Tout de suite après la création des premières bombes atomiques, Ted Hall voit ses doutes prendre de l’ampleur. Très jeune spécialiste en physique recruté à 18 ans, à peine, pour travailler au Projet Manhattan, il deviendra l’un des espions qui permettront à l’Union soviétique, à l’époque, de concevoir ses propres armes nucléaires.
Réalisé par Steve James, A Compassionate Spy sort au Québec à un bien drôle de moment… Ou est-ce plutôt au moment parfait, alors qu’Oppenheimer, le film sur le plus célèbre des architectes du Projet Manhattan, est encore à l’affiche? Cette fois, pas question de film en IMAX avec orchestration. Le film est en fait un documentaire sur la vie de Hall, mais surtout sur son choix. Son choix, oui, de collaborer avec l’URSS, tout de suite après la fin de la Deuxième Guerre mondiale.
S’il n’était pas le seul à avoir « trahi » et transmis des secrets, il fera partie de ceux qui réussiront à dissimuler leurs accomplissements jusqu’après leur mort. C’est d’ailleurs après la mort de notre protagoniste, en 1999, que ses gestes seront dévoilés dans un livre écrit par le fils de son meilleur ami, lui aussi employé par l’armée américaine pour concevoir la bombe, et avec qui il ira contacter les Soviétiques.
Pourquoi Ted Hall a-t-il offert certains secrets atomiques? Pour lui, ce n’est pas une question d’idéologie, ou encore d’argent, mais plutôt une question d’équité, d’équilibre des forces. Déjà sidéré, a posteriori, que les Américains aient bombardé Hiroshima et Nagasaki, il est encore plus remonté contre l’idée que Washington soit la seule capitale mondiale possédant cet engin ultime, dont un contrôle unilatéral permettrait de déclencher une Troisième Guerre mondiale, cette fois avec l’ancien allié qu’était l’URSS, et d’espérer la gagner, tout en réduisant le territoire russe à un désert radioactif.
Quel impact sur l’histoire du monde?
En offrant la bombe à Staline, Ted Hall, comme le principal intéressé, dans des images d’entrevues d’avant la fin du siècle dernier, mais comme l’indique aussi sa veuve, rencontrée plus récemment, espérait donc éviter l’apocalypse nucléaire. Objectif atteint, certes, mais à quel prix? Cet équilibre de la terreur, cette destruction mutuelle assurée, aura certes permis d’éviter une Troisième Guerre mondiale, mais on ne compte plus les tensions, les crises politiques, ou encore les guerres par proxy, un peu partout sur la planète, où l’Ouest et l’Est s’affronteront, sans risquer d’en arriver à une guerre directe.

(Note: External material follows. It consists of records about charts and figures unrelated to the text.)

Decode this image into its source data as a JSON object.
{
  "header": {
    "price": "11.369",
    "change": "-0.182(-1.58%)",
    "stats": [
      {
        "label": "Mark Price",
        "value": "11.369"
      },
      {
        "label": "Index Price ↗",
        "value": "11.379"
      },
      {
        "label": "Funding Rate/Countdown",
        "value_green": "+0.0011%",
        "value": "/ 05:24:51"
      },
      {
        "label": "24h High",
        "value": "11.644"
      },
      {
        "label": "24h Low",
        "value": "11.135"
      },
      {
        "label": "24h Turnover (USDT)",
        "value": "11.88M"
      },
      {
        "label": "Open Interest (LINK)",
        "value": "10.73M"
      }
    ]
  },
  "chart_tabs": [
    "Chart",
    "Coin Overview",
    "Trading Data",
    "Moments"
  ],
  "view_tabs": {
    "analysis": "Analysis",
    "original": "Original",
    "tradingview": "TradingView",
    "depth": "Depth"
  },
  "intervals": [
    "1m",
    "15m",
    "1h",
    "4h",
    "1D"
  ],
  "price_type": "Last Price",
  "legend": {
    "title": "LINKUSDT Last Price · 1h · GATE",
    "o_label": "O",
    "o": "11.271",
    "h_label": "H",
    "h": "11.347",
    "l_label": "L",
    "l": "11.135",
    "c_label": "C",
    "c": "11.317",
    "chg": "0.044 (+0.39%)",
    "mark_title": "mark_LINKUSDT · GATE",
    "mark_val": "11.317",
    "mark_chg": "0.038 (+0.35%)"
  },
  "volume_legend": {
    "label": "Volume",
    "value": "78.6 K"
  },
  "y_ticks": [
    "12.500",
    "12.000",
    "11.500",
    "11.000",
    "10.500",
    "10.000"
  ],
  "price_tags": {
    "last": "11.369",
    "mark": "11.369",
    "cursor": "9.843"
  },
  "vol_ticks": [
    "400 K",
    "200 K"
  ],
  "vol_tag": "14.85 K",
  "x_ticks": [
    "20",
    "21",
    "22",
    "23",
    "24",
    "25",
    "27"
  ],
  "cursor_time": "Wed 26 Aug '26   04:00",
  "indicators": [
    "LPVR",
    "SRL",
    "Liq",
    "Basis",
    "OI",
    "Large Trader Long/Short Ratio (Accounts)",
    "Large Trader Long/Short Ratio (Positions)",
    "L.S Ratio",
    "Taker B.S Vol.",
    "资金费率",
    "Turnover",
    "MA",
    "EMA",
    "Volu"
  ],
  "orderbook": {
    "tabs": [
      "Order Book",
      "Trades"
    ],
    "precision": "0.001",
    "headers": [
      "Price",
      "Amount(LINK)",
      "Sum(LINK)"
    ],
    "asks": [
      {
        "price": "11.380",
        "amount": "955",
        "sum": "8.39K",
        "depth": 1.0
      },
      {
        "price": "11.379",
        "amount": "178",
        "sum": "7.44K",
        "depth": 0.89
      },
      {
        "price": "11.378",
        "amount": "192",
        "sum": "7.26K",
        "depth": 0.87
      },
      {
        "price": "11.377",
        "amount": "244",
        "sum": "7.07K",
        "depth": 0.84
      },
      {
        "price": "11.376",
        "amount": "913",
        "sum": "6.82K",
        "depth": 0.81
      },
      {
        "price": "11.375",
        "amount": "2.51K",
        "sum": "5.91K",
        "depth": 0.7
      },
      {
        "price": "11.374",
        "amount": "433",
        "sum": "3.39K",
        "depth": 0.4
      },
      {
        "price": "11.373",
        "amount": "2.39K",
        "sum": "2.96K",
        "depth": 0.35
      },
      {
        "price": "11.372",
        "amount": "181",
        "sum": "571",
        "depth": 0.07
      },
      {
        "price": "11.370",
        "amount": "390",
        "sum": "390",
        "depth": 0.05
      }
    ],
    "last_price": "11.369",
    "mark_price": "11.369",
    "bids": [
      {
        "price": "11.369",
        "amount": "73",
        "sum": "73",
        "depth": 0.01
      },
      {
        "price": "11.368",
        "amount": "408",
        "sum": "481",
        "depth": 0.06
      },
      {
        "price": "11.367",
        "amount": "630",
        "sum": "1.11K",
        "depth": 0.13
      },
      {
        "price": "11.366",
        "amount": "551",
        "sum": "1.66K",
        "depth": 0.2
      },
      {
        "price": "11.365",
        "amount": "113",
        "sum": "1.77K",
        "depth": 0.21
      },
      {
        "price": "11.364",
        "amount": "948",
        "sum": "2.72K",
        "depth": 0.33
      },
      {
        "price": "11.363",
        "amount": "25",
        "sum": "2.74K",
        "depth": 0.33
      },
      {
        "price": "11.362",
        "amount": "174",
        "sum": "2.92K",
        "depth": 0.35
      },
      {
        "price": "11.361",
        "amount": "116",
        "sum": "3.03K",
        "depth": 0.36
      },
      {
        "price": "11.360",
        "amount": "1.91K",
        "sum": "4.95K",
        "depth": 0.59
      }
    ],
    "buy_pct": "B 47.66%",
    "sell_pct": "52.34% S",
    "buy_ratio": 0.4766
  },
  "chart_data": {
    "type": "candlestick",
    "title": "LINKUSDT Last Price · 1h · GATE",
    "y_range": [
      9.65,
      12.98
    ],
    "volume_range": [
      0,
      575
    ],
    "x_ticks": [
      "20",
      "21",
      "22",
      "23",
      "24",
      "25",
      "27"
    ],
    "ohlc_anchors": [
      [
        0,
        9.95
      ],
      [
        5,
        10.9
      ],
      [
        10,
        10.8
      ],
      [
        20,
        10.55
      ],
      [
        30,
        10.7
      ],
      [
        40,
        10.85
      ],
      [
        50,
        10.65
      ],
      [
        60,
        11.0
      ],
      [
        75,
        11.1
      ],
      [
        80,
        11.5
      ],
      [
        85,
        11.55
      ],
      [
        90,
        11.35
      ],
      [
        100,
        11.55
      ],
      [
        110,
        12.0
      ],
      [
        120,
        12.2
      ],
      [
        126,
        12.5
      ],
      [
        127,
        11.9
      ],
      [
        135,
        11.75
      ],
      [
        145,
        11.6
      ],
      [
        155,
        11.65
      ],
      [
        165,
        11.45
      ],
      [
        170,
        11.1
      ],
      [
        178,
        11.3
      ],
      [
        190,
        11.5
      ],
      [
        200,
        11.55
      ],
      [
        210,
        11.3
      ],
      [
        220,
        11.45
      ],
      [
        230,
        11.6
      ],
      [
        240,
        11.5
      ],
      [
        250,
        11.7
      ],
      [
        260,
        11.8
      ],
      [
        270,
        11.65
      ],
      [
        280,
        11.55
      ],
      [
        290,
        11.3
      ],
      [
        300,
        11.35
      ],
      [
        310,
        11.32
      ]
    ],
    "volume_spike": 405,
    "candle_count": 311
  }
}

Encore aujourd’hui, d’ailleurs, l’Occident et la Russie se livrent une guerre, en quelque sorte, sur le territoire ukrainien, mais sans combats directs.
Personne n’osera dire que sans Ted Hall, l’URSS n’aurait jamais développé la bombe, mais il est tout aussi impossible d’écrire ce qui se serait passé si le jeune chercheur s’était abstenu, à l’époque.
L’histoire de cet homme, mais aussi de sa femme, Joan, ainsi que de leurs enfants, est aussi celle d’une certaine naïveté, face au régime stalinien. Aucun des deux camps n’est innocent, après tout, dans cette histoire, qu’il s’agisse des Américains ou des Soviétiques. Mais face au dogmatisme, Ted Hall a su prendre un pas de recul et réfléchir à ce qui semblait être, selon lui, la meilleure option dans un monde chaotique et lancé sur la voie de l’annihilation.
On passera peut-être sur les scènes dramatiques reconstituées, un peu trop nombreuses et un peu trop mal tournées et jouées pour leur propre bien, mais celles-ci ne sont pas si pires qu’elles torpillent le reste du film.
Documentaire qui est non seulement touchant, mais qui fait aussi réfléchir, A Compassionate Spy serait, en quelque sorte, le compagnon idéal d’Oppenheimer. Car au-delà du visuel et de l’esbrouffe, il y a de véritables questions morales et éthiques qui sont toujours d’actualité, aujourd’hui.
Le film est présenté au Cinéma du Parc, à Montréal.